I had a mole removed from my right calf in 2008. I was told it was not indicative of melanoma. I went on with my life and in February of 2016, I felt a lump in my right leg above my knee. After having a punch biopsy, I was told I had stage III melanoma and was assigned a team of doctors at Massachusetts General Hospital. I had a PET/CT scan and brain MRI and all came back negative.
Dr. Alex Haynes removed the mass which was the size of a golf ball, along with a sentinel node biopsy. The margins were clear and no detection of melanoma in my lymph nodes per pathology. I spoke with my oncologist Dr. Ryan Sullivan (Available treatments offered were immunotherapy or Interferon, both with significant side effects) and we agreed not to treat any further since there were no other signs of melanoma.
At that point, I was considered “cancer-free”. I saw a dermatologist every six months along with CT scans and visits to my surgeon and oncologist. Five months after the surgery, I found another lump in my groin. It turned out to be melanoma in my lymph nodes. I then underwent a complete removal of lymph nodes in my right groin and was once again “cancer-free” as pathology and scans came back negative. At that point, I went for a second opinion at MSKCC in NYC and met with Dr. Jedd Wolchuk. He concurred that as long as the recurrence was operable that was the best choice of treatment.
Again five months later, my dermatologist found another lump near the last surgical area and I just had surgery to remove that mass. After another PET/CT and brain MRI all came back negative.
I now live in 5-month increments of being “cancer-free”. My melanoma is aggressive, however, not spreading YET. There is no way to detect single cells of melanoma. A mass needs to grow to the size of your pinky nail before any scan can detect and/or large enough to be felt.
I am still considered stage IIIc since it has stayed localized to my leg.

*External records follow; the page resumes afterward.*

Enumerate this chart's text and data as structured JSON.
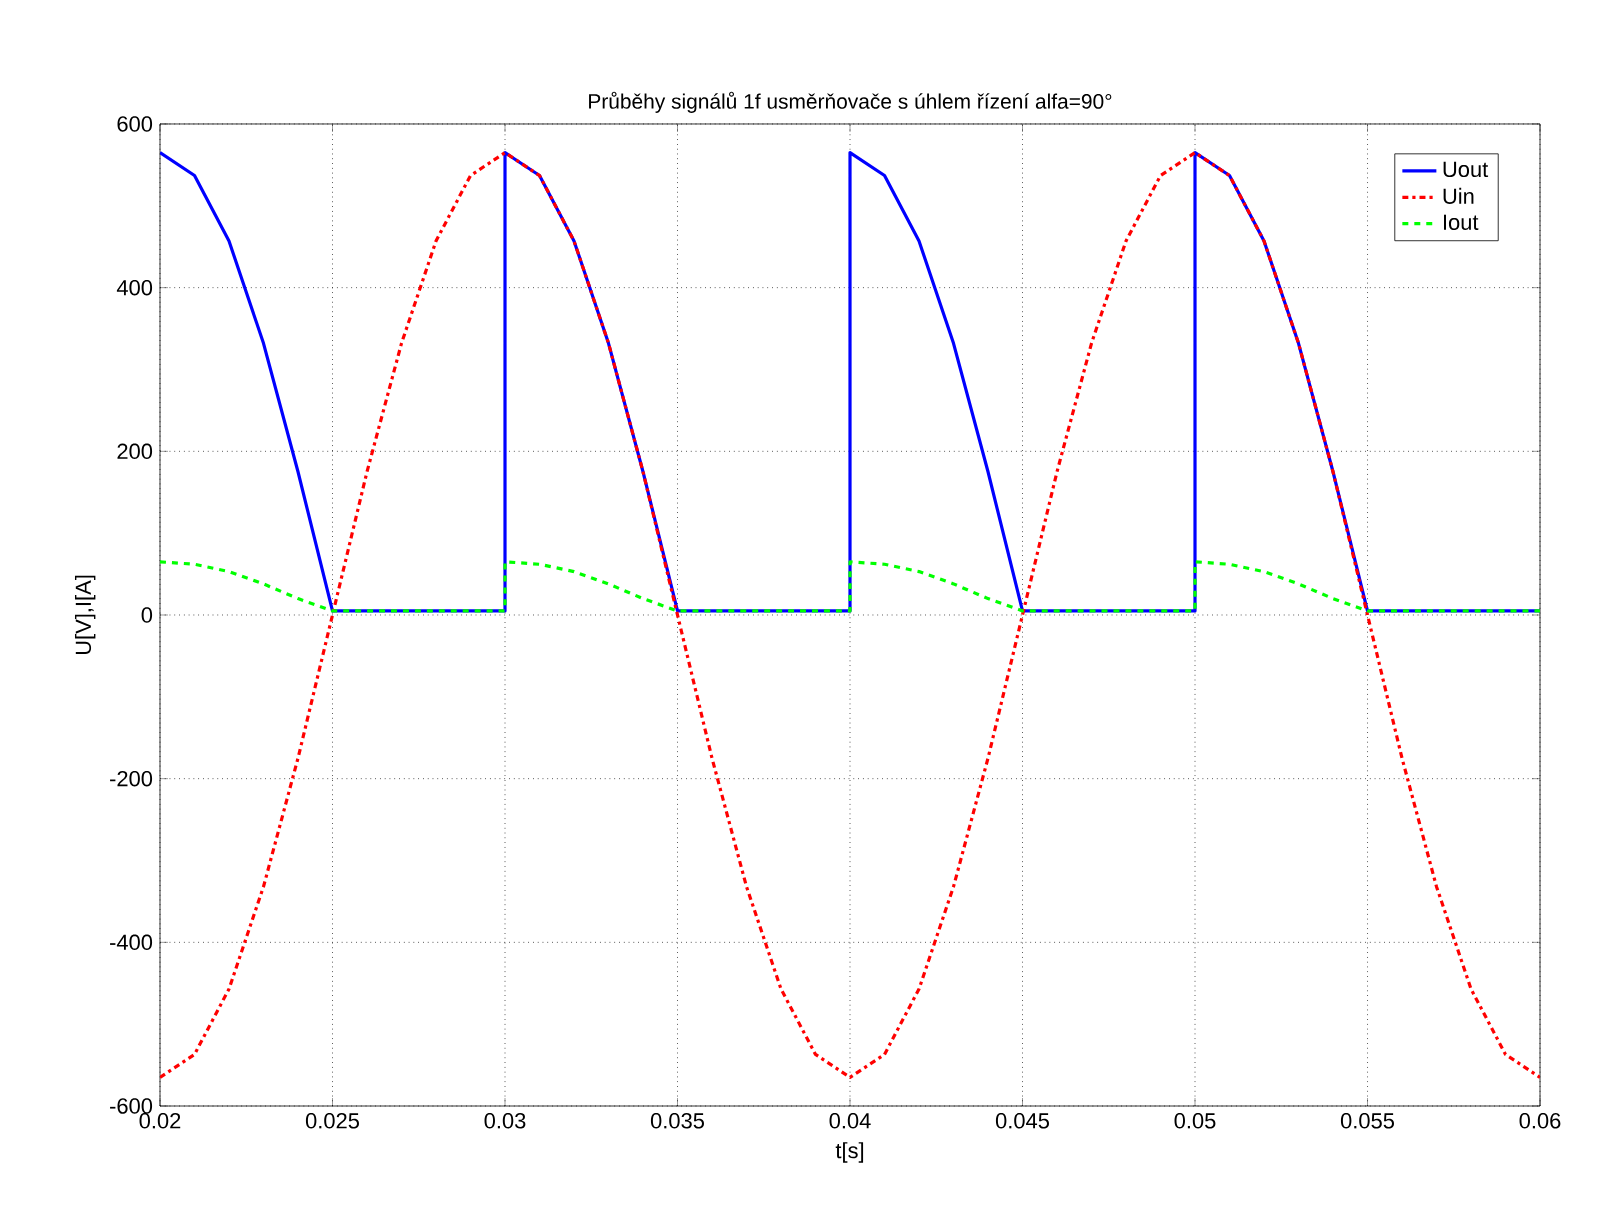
{
  "chart_data": {
    "type": "line",
    "title": "Průběhy signálů 1f usměrňovače s úhlem řízení alfa=90°",
    "xlabel": "t[s]",
    "ylabel": "U[V],I[A]",
    "xlim": [
      0.02,
      0.06
    ],
    "ylim": [
      -600,
      600
    ],
    "xticks": [
      0.02,
      0.025,
      0.03,
      0.035,
      0.04,
      0.045,
      0.05,
      0.055,
      0.06
    ],
    "yticks": [
      -600,
      -400,
      -200,
      0,
      200,
      400,
      600
    ],
    "grid": true,
    "legend": "top right",
    "marker": "none",
    "series": [
      {
        "name": "Uout",
        "color": "#0000ff",
        "line_style": "solid",
        "x": [
          0.02,
          0.021,
          0.022,
          0.023,
          0.024,
          0.025,
          0.03,
          0.03,
          0.031,
          0.032,
          0.033,
          0.034,
          0.035,
          0.04,
          0.04,
          0.041,
          0.042,
          0.043,
          0.044,
          0.045,
          0.05,
          0.05,
          0.051,
          0.052,
          0.053,
          0.054,
          0.055,
          0.06
        ],
        "values": [
          565,
          537,
          457,
          332,
          175,
          5,
          5,
          565,
          537,
          457,
          332,
          175,
          5,
          5,
          565,
          537,
          457,
          332,
          175,
          5,
          5,
          565,
          537,
          457,
          332,
          175,
          5,
          5
        ]
      },
      {
        "name": "Uin",
        "color": "#ff0000",
        "line_style": "dashdot",
        "x": [
          0.02,
          0.021,
          0.022,
          0.023,
          0.024,
          0.025,
          0.026,
          0.027,
          0.028,
          0.029,
          0.03,
          0.031,
          0.032,
          0.033,
          0.034,
          0.035,
          0.036,
          0.037,
          0.038,
          0.039,
          0.04,
          0.041,
          0.042,
          0.043,
          0.044,
          0.045,
          0.046,
          0.047,
          0.048,
          0.049,
          0.05,
          0.051,
          0.052,
          0.053,
          0.054,
          0.055,
          0.056,
          0.057,
          0.058,
          0.059,
          0.06
        ],
        "values": [
          -565,
          -537,
          -457,
          -332,
          -175,
          0,
          175,
          332,
          457,
          537,
          565,
          537,
          457,
          332,
          175,
          0,
          -175,
          -332,
          -457,
          -537,
          -565,
          -537,
          -457,
          -332,
          -175,
          0,
          175,
          332,
          457,
          537,
          565,
          537,
          457,
          332,
          175,
          0,
          -175,
          -332,
          -457,
          -537,
          -565
        ]
      },
      {
        "name": "Iout",
        "color": "#00ff00",
        "line_style": "dashed",
        "x": [
          0.02,
          0.021,
          0.022,
          0.023,
          0.024,
          0.025,
          0.03,
          0.03,
          0.031,
          0.032,
          0.033,
          0.034,
          0.035,
          0.04,
          0.04,
          0.041,
          0.042,
          0.043,
          0.044,
          0.045,
          0.05,
          0.05,
          0.051,
          0.052,
          0.053,
          0.054,
          0.055,
          0.06
        ],
        "values": [
          65,
          62,
          53,
          38,
          20,
          5,
          5,
          65,
          62,
          53,
          38,
          20,
          5,
          5,
          65,
          62,
          53,
          38,
          20,
          5,
          5,
          65,
          62,
          53,
          38,
          20,
          5,
          5
        ]
      }
    ]
  }
}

We again discuss immunotherapy and weigh my “cancer-free” status against the side effects of therapy. Interferon can give year-long flu symptoms and immunotherapy can create autoimmune disease which becomes life long treatment. My choices now are to take the risk with therapies or live “cancer-free” for five months until another recurrence. In between surgeries, I feel good, although I fatigue easily.

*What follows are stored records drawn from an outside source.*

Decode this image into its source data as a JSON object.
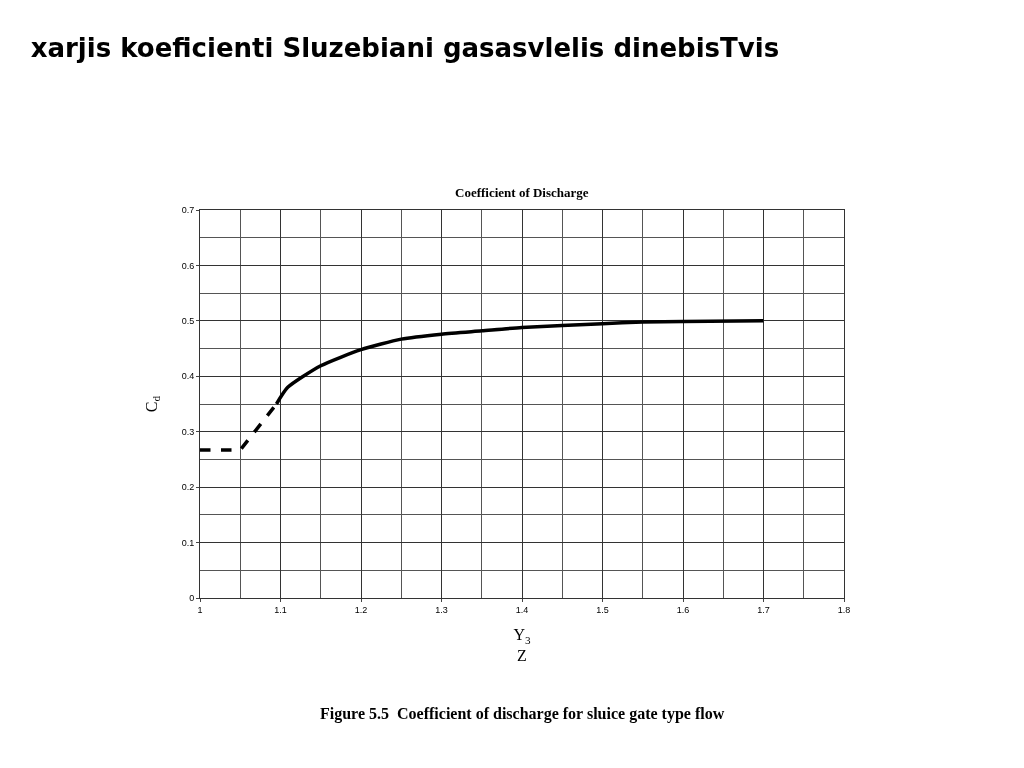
{
  "chart_data": {
    "type": "line",
    "title": "xarjis koeficienti Sluzebiani gasasvlelis dinebisTvis",
    "subtitle": "Coefficient of Discharge",
    "xlabel": "Y$_{3}$\nZ",
    "ylabel": "C$_{d}$",
    "series": [
      {
        "color": "#000000",
        "line_style": "dashed",
        "x": [
          1.0,
          1.05,
          1.095
        ],
        "values": [
          0.267,
          0.267,
          0.35
        ]
      },
      {
        "color": "#000000",
        "line_style": "solid",
        "x": [
          1.095,
          1.109,
          1.15,
          1.2,
          1.25,
          1.3,
          1.35,
          1.4,
          1.5,
          1.55,
          1.6,
          1.7
        ],
        "values": [
          0.35,
          0.38,
          0.419,
          0.448,
          0.467,
          0.476,
          0.482,
          0.488,
          0.495,
          0.498,
          0.499,
          0.5
        ]
      }
    ],
    "xlim": [
      1,
      1.8
    ],
    "xticks": [
      1,
      1.1,
      1.2,
      1.3,
      1.4,
      1.5,
      1.6,
      1.7,
      1.8
    ],
    "ylim": [
      0,
      0.7
    ],
    "yticks": [
      0,
      0.1,
      0.2,
      0.3,
      0.4,
      0.5,
      0.6,
      0.7
    ],
    "grid": true,
    "marker": "none",
    "annotations": [
      "Figure 5.5  Coefficient of discharge for sluice gate type flow"
    ]
  }
}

It’s quite a conundrum with no simple solution. I am learning to take life one day at a time, enjoy feeling good and not put off anything for “tomorrow “. I am cutting back my work hours so I have more time for myself.
The sun still makes me happy but I now protect myself from harmful rays.
Protect your children with sunscreen and clothing. Most melanoma is sun damage during childhood. It can lay dormant for years. I have learned that the normal moles on our bodies have the same molecular structure as melanoma cells. Research is being done to try and determine why some moles change to melanoma and others don’t.
“I lay back against the raging waters, not reaching to the shores of past or future and trust that pockets of air exist.”